Entretien avec un homme apaisé qui répond aux préjugés en composant des chansons comme "J'ai rien demandé", "Nos différences","Histoires d'amour"...

Comment est née l'idée de ce livre à deux voix ?
Ma mère est morte il y a déjà 17 ans et je me suis rendu compte qu'il y avait des choses dont on ne parlait plus, que j'avais peur d'oublier. C'est un livre très intime et cela n'était pas évident pour moi mais j'ai ressenti une certaine urgence à le faire. J'ai eu besoin et envie de parler de son enfance à elle. De cette femme pleine de folie qu'elle était plus jeune et que je n'ai pas connue. C'était une chercheuse renommée. J'ai consigné tout ce qui me revenait. Plus tard, après une rupture amoureuse, je suis parti seul à Saint-Malo avec mon ordinateur et j'ai commencé à retranscrire mes notes. Le deuil amoureux m'a permis de me reconnecter. "Nos années parallèles" est une histoire à la fois personnelle et universelle.

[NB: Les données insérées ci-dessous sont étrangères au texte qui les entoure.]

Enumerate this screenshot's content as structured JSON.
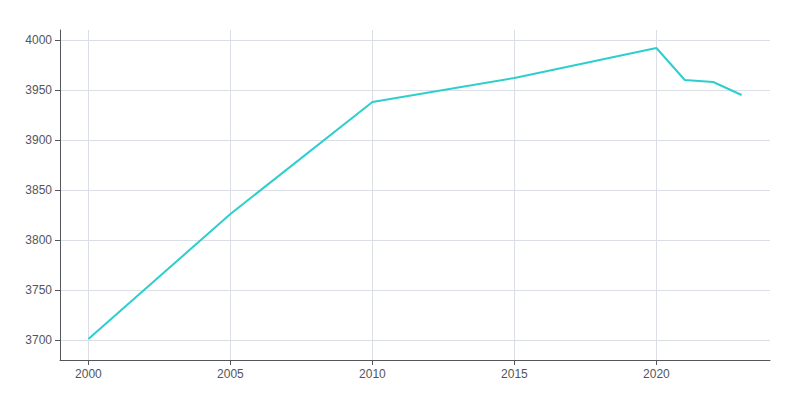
{
  "chart_data": {
    "type": "line",
    "x": [
      2000,
      2005,
      2010,
      2015,
      2020,
      2021,
      2022,
      2023
    ],
    "values": [
      3701,
      3826,
      3938,
      3962,
      3992,
      3960,
      3958,
      3945
    ],
    "color": "#2ecece",
    "xlim": [
      1999,
      2024
    ],
    "ylim": [
      3680,
      4010
    ],
    "xticks": [
      2000,
      2005,
      2010,
      2015,
      2020
    ],
    "yticks": [
      3700,
      3750,
      3800,
      3850,
      3900,
      3950,
      4000
    ],
    "grid": true
  }
}
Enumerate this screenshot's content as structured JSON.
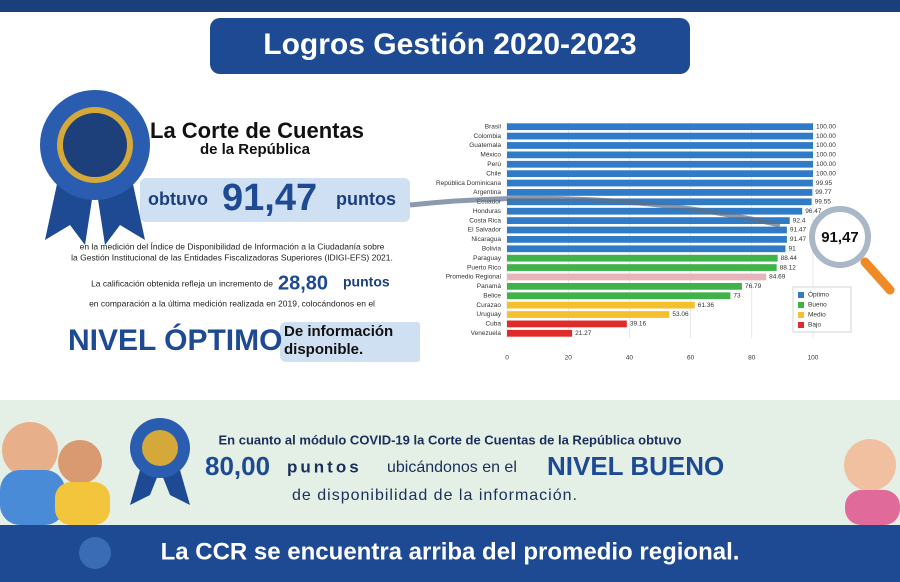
{
  "header": {
    "title": "Logros Gestión 2020-2023"
  },
  "intro": {
    "org_line1": "La Corte de Cuentas",
    "org_line2": "de la República",
    "obtuvo": "obtuvo",
    "score": "91,47",
    "puntos": "puntos",
    "description": [
      "en la medición del Índice de Disponibilidad de Información a la Ciudadanía sobre",
      "la Gestión Institucional de las Entidades Fiscalizadoras Superiores (IDIGI-EFS) 2021."
    ],
    "increment_text": "La calificación obtenida refleja un incremento de",
    "increment": "28,80",
    "increment_unit": "puntos",
    "comparison": "en comparación a la última medición realizada en 2019, colocándonos en el",
    "level": "NIVEL ÓPTIMO",
    "level_desc": [
      "De información",
      "disponible."
    ]
  },
  "magnifier_label": "91,47",
  "chart_data": {
    "type": "bar",
    "orientation": "horizontal",
    "categories": [
      "Brasil",
      "Colombia",
      "Guatemala",
      "México",
      "Perú",
      "Chile",
      "República Dominicana",
      "Argentina",
      "Ecuador",
      "Honduras",
      "Costa Rica",
      "El Salvador",
      "Nicaragua",
      "Bolivia",
      "Paraguay",
      "Puerto Rico",
      "Promedio Regional",
      "Panamá",
      "Belice",
      "Curazao",
      "Uruguay",
      "Cuba",
      "Venezuela"
    ],
    "values": [
      100,
      100,
      100,
      100,
      100,
      100,
      99.95,
      99.77,
      99.55,
      96.47,
      92.4,
      91.47,
      91.47,
      91,
      88.44,
      88.12,
      84.69,
      76.79,
      73,
      61.36,
      53.06,
      39.16,
      21.27
    ],
    "value_labels": [
      "100.00",
      "100.00",
      "100.00",
      "100.00",
      "100.00",
      "100.00",
      "99.95",
      "99.77",
      "99.55",
      "96.47",
      "92.4",
      "91.47",
      "91.47",
      "91",
      "88.44",
      "88.12",
      "84.69",
      "76.79",
      "73",
      "61.36",
      "53.06",
      "39.16",
      "21.27"
    ],
    "colors": [
      "#2f7bc7",
      "#2f7bc7",
      "#2f7bc7",
      "#2f7bc7",
      "#2f7bc7",
      "#2f7bc7",
      "#2f7bc7",
      "#2f7bc7",
      "#2f7bc7",
      "#2f7bc7",
      "#2f7bc7",
      "#2f7bc7",
      "#2f7bc7",
      "#2f7bc7",
      "#3fb24a",
      "#3fb24a",
      "#e8b4bc",
      "#3fb24a",
      "#3fb24a",
      "#f5c02c",
      "#f5c02c",
      "#e02b2b",
      "#e02b2b"
    ],
    "xlim": [
      0,
      100
    ],
    "xticks": [
      0,
      20,
      40,
      60,
      80,
      100
    ],
    "grid": true,
    "legend": [
      {
        "name": "Óptimo",
        "color": "#2f7bc7"
      },
      {
        "name": "Bueno",
        "color": "#3fb24a"
      },
      {
        "name": "Medio",
        "color": "#f5c02c"
      },
      {
        "name": "Bajo",
        "color": "#e02b2b"
      }
    ]
  },
  "covid": {
    "line1": "En cuanto al módulo COVID-19 la Corte de Cuentas de la República obtuvo",
    "score": "80,00",
    "puntos": "puntos",
    "middle": "ubicándonos en el",
    "level": "NIVEL BUENO",
    "line3": "de disponibilidad de la información."
  },
  "footer": {
    "text": "La CCR se encuentra arriba del promedio regional."
  }
}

Il y a notamment ce moment à la fois drôle et émouvant où tu penses faire ton "coming out" ?
Lorsque j'ai essayé de lui faire cette confidence, elle m'a répondu qu'elle le savait déjà. Et elle a enchaîné en me demandant si je préférais manger des frites ou de la blanquette ! Ou peut-être aussi une tarte aux pommes...
Tu as demandé conseil à ton père et à ton frère ?
Non mais je leur ai fait lire le livre avant d'entamer les démarches pour sa publication. Mon père a apporté quelques précisions sur leur rencontre. C'était important de lui faire honneur à elle mais aussi à eux.
Tu évoques aussi ce "truc injuste qui s'appelle l'enfance" ?
C'est une période durant laquelle on n'a pas de pouvoir, pas de libre arbitre. Les enfants sont impitoyables entre eux. Je n'ai aucune nostalgie de cette période. Aujourd'hui, j'ai 40 ans et ce qui m'obsède, c'est de lutter contre le déterminisme.
D'où l'idée de créer la troupe des Funambules ?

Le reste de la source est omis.